SalesTechStar Interview with Denis Murphy, Chief Revenue Officer at Couchbase
While the role of the typical B2B marketing and salesperson evolves to meet the changes of today’s market dynamics, there will also be a need to invest in the right processes and strategies as well as technologies to drive ROI. Denis Murphy, Chief Revenue Officer at Couchbase joins us in this chat to share a few thoughts:
Can you tell us a little about yourself Denis? We’d love to hear about your biggest sales hacks that have helped you in your journey through the years.
I am a Boston native with an undergrad degree in Engineering. During my junior year, I realized I wasn’t going to be an engineer and went into sales right out of college. In high school and college, I used to sell t-shirts at concerts and sporting events, and that’s when I learned that sales is really a numbers game — the more people talk to you, the more you sell. One of my biggest pieces of advice to someone starting out in sales is that it’s not rocket science. The key is to always put in the effort and be persistent.
What according to you are some of the biggest challenges tech sales teams face when prospecting and pitching their product or a new product launch / feature?
One of the biggest challenges is getting through to people. It’s difficult getting people to pay attention and stay engaged for more than 30 seconds. And now with no in-person interactions, it’s much harder. For me personally, when I finally reply to someone it’s on their third or fourth attempt, which is why persistence is so important.
In your time in sales and revenue generation: what according to you has been most instrumental in growing or shaping a person in a sales role, from sales rep to a mid-level role and then higher on?
I’m going to use golf and the Ryder Cup for comparison. Like in golf, in the beginning as a sales rep, it was all about me and my individual performance. Then as I went up the chain, the “me” became “we” in my first management job and I had to start thinking more of my team. Similar to the golfers in the Ryder Cup — it’s no longer an individual sport. As I continued to move up within the organization, it no longer was just about the team, but I also had to think about the overall company. It’s the hardest transition to make. What’s best for the rep isn’t always what’s best for the company.
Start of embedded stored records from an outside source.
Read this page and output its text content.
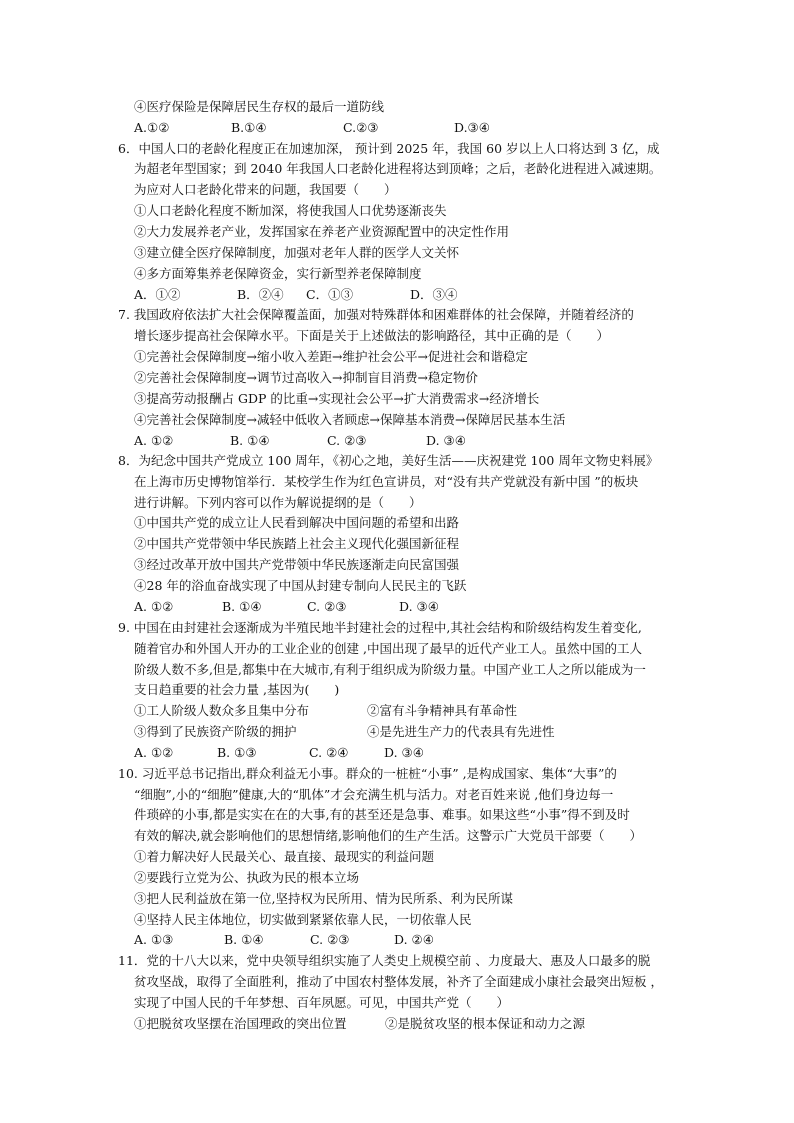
④医疗保险是保障居民生存权的最后一道防线
A.①②	B.①④	C.②③	D.③④
6．中国人口的老龄化程度正在加速加深， 预计到 2025 年，我国 60 岁以上人口将达到 3 亿，成
为超老年型国家；到 2040 年我国人口老龄化进程将达到顶峰；之后，老龄化进程进入减速期。
为应对人口老龄化带来的问题，我国要（　　）
①人口老龄化程度不断加深，将使我国人口优势逐渐丧失
②大力发展养老产业，发挥国家在养老产业资源配置中的决定性作用
③建立健全医疗保障制度，加强对老年人群的医学人文关怀
④多方面筹集养老保障资金，实行新型养老保障制度
A．①②	B．②④ C．①③	D．③④
7. 我国政府依法扩大社会保障覆盖面，加强对特殊群体和困难群体的社会保障，并随着经济的
增长逐步提高社会保障水平。下面是关于上述做法的影响路径，其中正确的是（　　）
①完善社会保障制度→缩小收入差距→维护社会公平→促进社会和谐稳定
②完善社会保障制度→调节过高收入→抑制盲目消费→稳定物价
③提高劳动报酬占 GDP 的比重→实现社会公平→扩大消费需求→经济增长
④完善社会保障制度→减轻中低收入者顾虑→保障基本消费→保障居民基本生活
A. ①②	B. ①④	C. ②③	D. ③④
8．为纪念中国共产党成立 100 周年，《初心之地，美好生活——庆祝建党 100 周年文物史料展》
在上海市历史博物馆举行．某校学生作为红色宣讲员，对“没有共产党就没有新中国 ”的板块
进行讲解。下列内容可以作为解说提纲的是（　　）
①中国共产党的成立让人民看到解决中国问题的希望和出路
②中国共产党带领中华民族踏上社会主义现代化强国新征程
③经过改革开放中国共产党带领中华民族逐渐走向民富国强
④28 年的浴血奋战实现了中国从封建专制向人民民主的飞跃
A. ①②	B. ①④	C. ②③	D. ③④
9. 中国在由封建社会逐渐成为半殖民地半封建社会的过程中,其社会结构和阶级结构发生着变化,
随着官办和外国人开办的工业企业的创建 ,中国出现了最早的近代产业工人。虽然中国的工人
阶级人数不多,但是,都集中在大城市,有利于组织成为阶级力量。中国产业工人之所以能成为一
支日趋重要的社会力量 ,基因为(　　)
①工人阶级人数众多且集中分布	②富有斗争精神具有革命性
③得到了民族资产阶级的拥护	④是先进生产力的代表具有先进性
A. ①②	B. ①③	C. ②④	D. ③④
10. 习近平总书记指出,群众利益无小事。群众的一桩桩“小事” ,是构成国家、集体“大事”的
“细胞”,小的“细胞”健康,大的“肌体”才会充满生机与活力。对老百姓来说 ,他们身边每一
件琐碎的小事,都是实实在在的大事,有的甚至还是急事、难事。如果这些“小事”得不到及时
有效的解决,就会影响他们的思想情绪,影响他们的生产生活。这警示广大党员干部要（　　）
①着力解决好人民最关心、最直接、最现实的利益问题
②要践行立党为公、执政为民的根本立场
③把人民利益放在第一位,坚持权为民所用、情为民所系、利为民所谋
④坚持人民主体地位，切实做到紧紧依靠人民，一切依靠人民
A. ①③	B. ①④	C. ②③	D. ②④
11．党的十八大以来，党中央领导组织实施了人类史上规模空前 、力度最大、惠及人口最多的脱
贫攻坚战，取得了全面胜利，推动了中国农村整体发展，补齐了全面建成小康社会最突出短板 ，
实现了中国人民的千年梦想、百年夙愿。可见，中国共产党（　　）
①把脱贫攻坚摆在治国理政的突出位置	②是脱贫攻坚的根本保证和动力之源
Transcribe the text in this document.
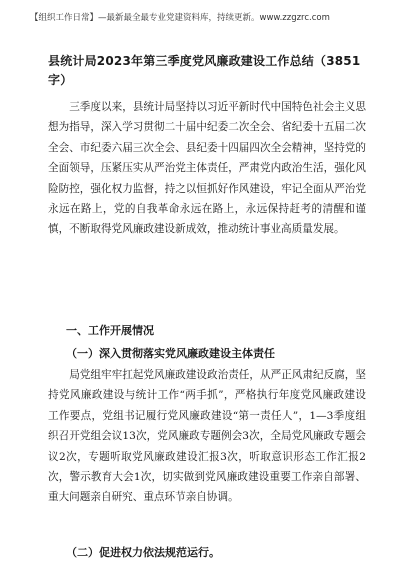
【组织工作日常】—最新最全最专业党建资料库，持续更新。www.zzgzrc.com
县统计局2023年第三季度党风廉政建设工作总结（3851字）

三季度以来，县统计局坚持以习近平新时代中国特色社会主义思想为指导，深入学习贯彻二十届中纪委二次全会、省纪委十五届二次全会、市纪委六届三次全会、县纪委十四届四次全会精神，坚持党的全面领导，压紧压实从严治党主体责任，严肃党内政治生活，强化风险防控，强化权力监督，持之以恒抓好作风建设，牢记全面从严治党永远在路上，党的自我革命永远在路上，永远保持赶考的清醒和谨慎，不断取得党风廉政建设新成效，推动统计事业高质量发展。

一、工作开展情况
（一）深入贯彻落实党风廉政建设主体责任

局党组牢牢扛起党风廉政建设政治责任，从严正风肃纪反腐，坚持党风廉政建设与统计工作“两手抓”，严格执行年度党风廉政建设工作要点，党组书记履行党风廉政建设“第一责任人”，1—3季度组织召开党组会议13次，党风廉政专题例会3次，全局党风廉政专题会议2次，专题听取党风廉政建设汇报3次，听取意识形态工作汇报2次，警示教育大会1次，切实做到党风廉政建设重要工作亲自部署、重大问题亲自研究、重点环节亲自协调。

（二）促进权力依法规范运行。
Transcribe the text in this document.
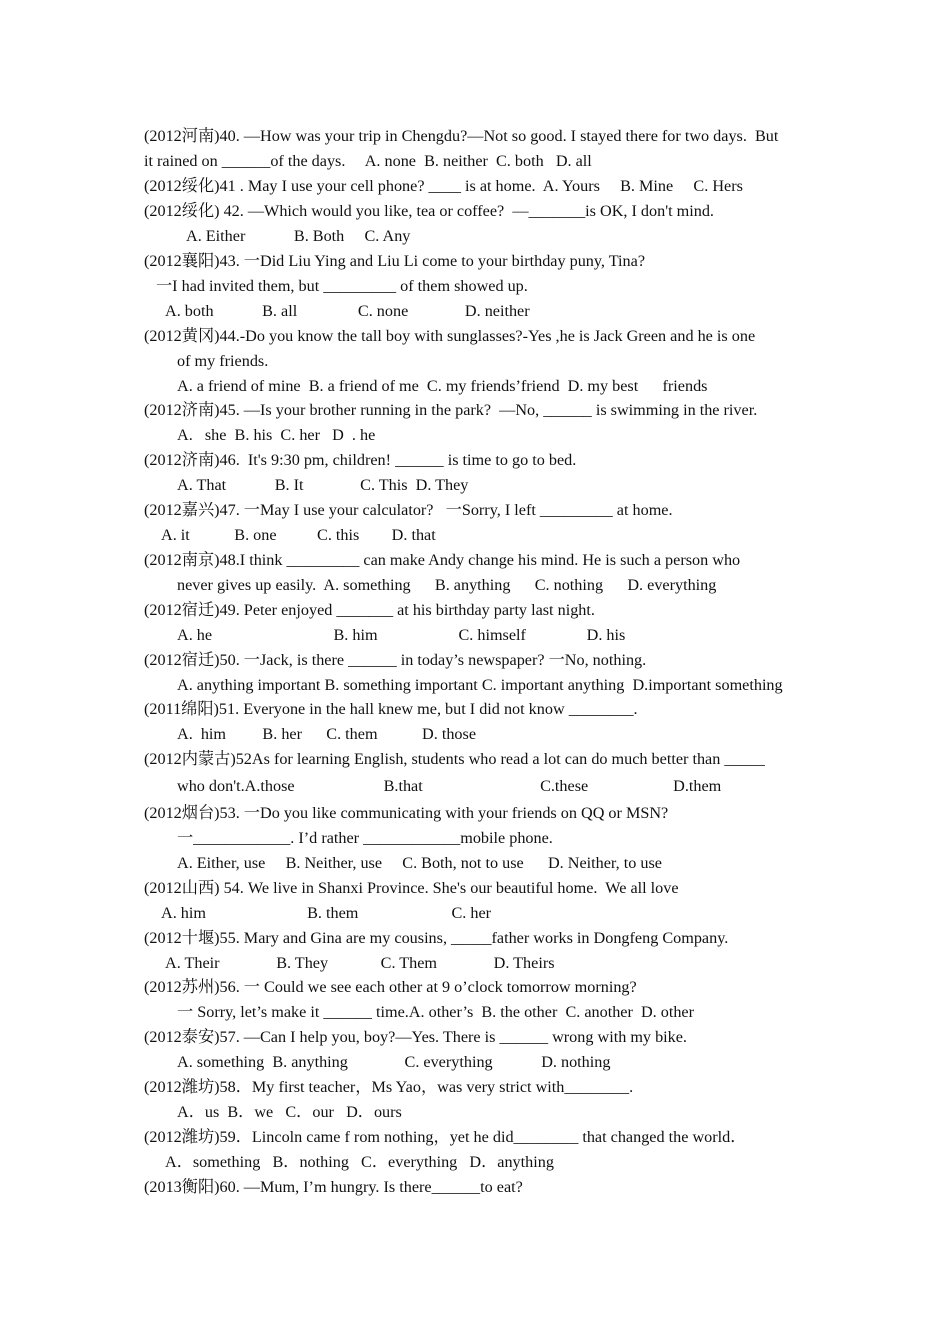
(2012河南)40. —How was your trip in Chengdu?—Not so good. I stayed there for two days.  But
it rained on ______of the days.     A. none  B. neither  C. both   D. all
(2012绥化)41 . May I use your cell phone? ____ is at home.  A. Yours     B. Mine     C. Hers
(2012绥化) 42. —Which would you like, tea or coffee?  —_______is OK, I don't mind.
A. Either            B. Both     C. Any
(2012襄阳)43. 一Did Liu Ying and Liu Li come to your birthday puny, Tina?
一I had invited them, but _________ of them showed up.
A. both            B. all               C. none              D. neither
(2012黄冈)44.-Do you know the tall boy with sunglasses?-Yes ,he is Jack Green and he is one
of my friends.
A. a friend of mine  B. a friend of me  C. my friends’friend  D. my best      friends
(2012济南)45. —Is your brother running in the park?  —No, ______ is swimming in the river.
A.   she  B. his  C. her   D  . he
(2012济南)46.  It's 9:30 pm, children! ______ is time to go to bed.
A. That            B. It              C. This  D. They
(2012嘉兴)47. 一May I use your calculator?   一Sorry, I left _________ at home.
A. it           B. one          C. this        D. that
(2012南京)48.I think _________ can make Andy change his mind. He is such a person who
never gives up easily.  A. something      B. anything      C. nothing      D. everything
(2012宿迁)49. Peter enjoyed _______ at his birthday party last night.
A. he                              B. him                    C. himself               D. his
(2012宿迁)50. 一Jack, is there ______ in today’s newspaper? 一No, nothing.
A. anything important B. something important C. important anything  D.important something
(2011绵阳)51. Everyone in the hall knew me, but I did not know ________.
A.  him         B. her      C. them           D. those
(2012内蒙古)52As for learning English, students who read a lot can do much better than _____
who don't.A.those                      B.that                             C.these                     D.them
(2012烟台)53. 一Do you like communicating with your friends on QQ or MSN?
一____________. I’d rather ____________mobile phone.
A. Either, use     B. Neither, use     C. Both, not to use      D. Neither, to use
(2012山西) 54. We live in Shanxi Province. She's our beautiful home.  We all love
A. him                         B. them                       C. her
(2012十堰)55. Mary and Gina are my cousins, _____father works in Dongfeng Company.
A. Their              B. They             C. Them              D. Theirs
(2012苏州)56. 一 Could we see each other at 9 o’clock tomorrow morning?
一 Sorry, let’s make it ______ time.A. other’s  B. the other  C. another  D. other
(2012泰安)57. —Can I help you, boy?—Yes. There is ______ wrong with my bike.
A. something  B. anything              C. everything            D. nothing
(2012潍坊)58．My first teacher，Ms Yao，was very strict with________.
A．us  B．we   C．our   D．ours
(2012潍坊)59．Lincoln came f rom nothing，yet he did________ that changed the world．
A．something   B．nothing   C．everything   D．anything
(2013衡阳)60. —Mum, I’m hungry. Is there______to eat?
How according to you should sales teams revisit their outreach and overall strategy in the light of the global pandemic: besides the usual inputs on being empathetic during this time, what other points should they factor in?
More so now than ever, sales teams always need to be empathetic — you’re trying to help customers be successful in their role. Essentially, you are a teacher. If you teach your customers about the value of your product – how it works, what business benefits it provides – you’re going to be successful. The pandemic doesn’t change that; if anything it emphasizes the need to show our value even more. Customers need to see how we can help them. At Couchbase, our goal is to help our customers with digital transformation. So the more customers we can get to see the value of Couchbase, the quicker we’ll be able to support business initiatives. So for us, outreach is even more critical right now.
What are some of your top predictions for tech sales?
Tech sales will always continue to be a very important part of making great products successful. Because, without someone to tell the product story, great products sit on the shelf or don’t have enough money to invest in engineering and get beaten by mediocre products. Right? Look at Microsoft Windows.
Also, some people worry that tech sales will go away. I don’t think it will ever go away because like the old cliché says – people will always buy from people.
That said, we’re being more data driven in tech sales, and we are leveraging our AI and data analytics more and more.
What according to you makes for the ideal sales tech stack?
Having a good database is the most important part of a solid tech stack. But what makes an ideal tech stack is it must be easy to use and that it allows you to make sure the data is clean. It’s also important to have a good customer list that you can market to. It’s imperative to understand where the customers’ interest is coming from, what makes them successful, and why they’re buying from you – then you can continue to effectively market to them.
On the back end, the sales tech stack must be easy to do quotes and simple for customers to buy from. It also needs to be able to do data analytics after the fact, so you can accurately forecast your business going forward on a quarterly basis(Couchbase).
While remote work is still largely in place due to the ongoing Covid-19 pandemic even though businesses and economies are slowly inching towards reopening, what are some of the thoughts you’d like to share for businesses (sales and marketing) teams in general?
Sales is sales and is still a numbers game. The key is to talk to as many people as you can. But once you get their attention, you must have a concise message of your value proposition to let people know the value that you can provide. For us, the pandemic has helped us refine our message to help people understand how we can help them.
How according to you will the role of marketing and sales evolve because of the ongoing pandemic in global markets?
As you know, the pandemic has pushed everything online and into a digital format, and I see this continuing as we move forward.
The role of marketing and sales will continue to become even more important. There is so much information out there that you have to find, qualify, and educate your customers. Virtual events this year have proven to produce troves of information that can be used to arm sales to connect with prospects. From registration information to several dozen presentations with end-user case studies, virtual events aren’t going away any time soon, even once in-person events resume.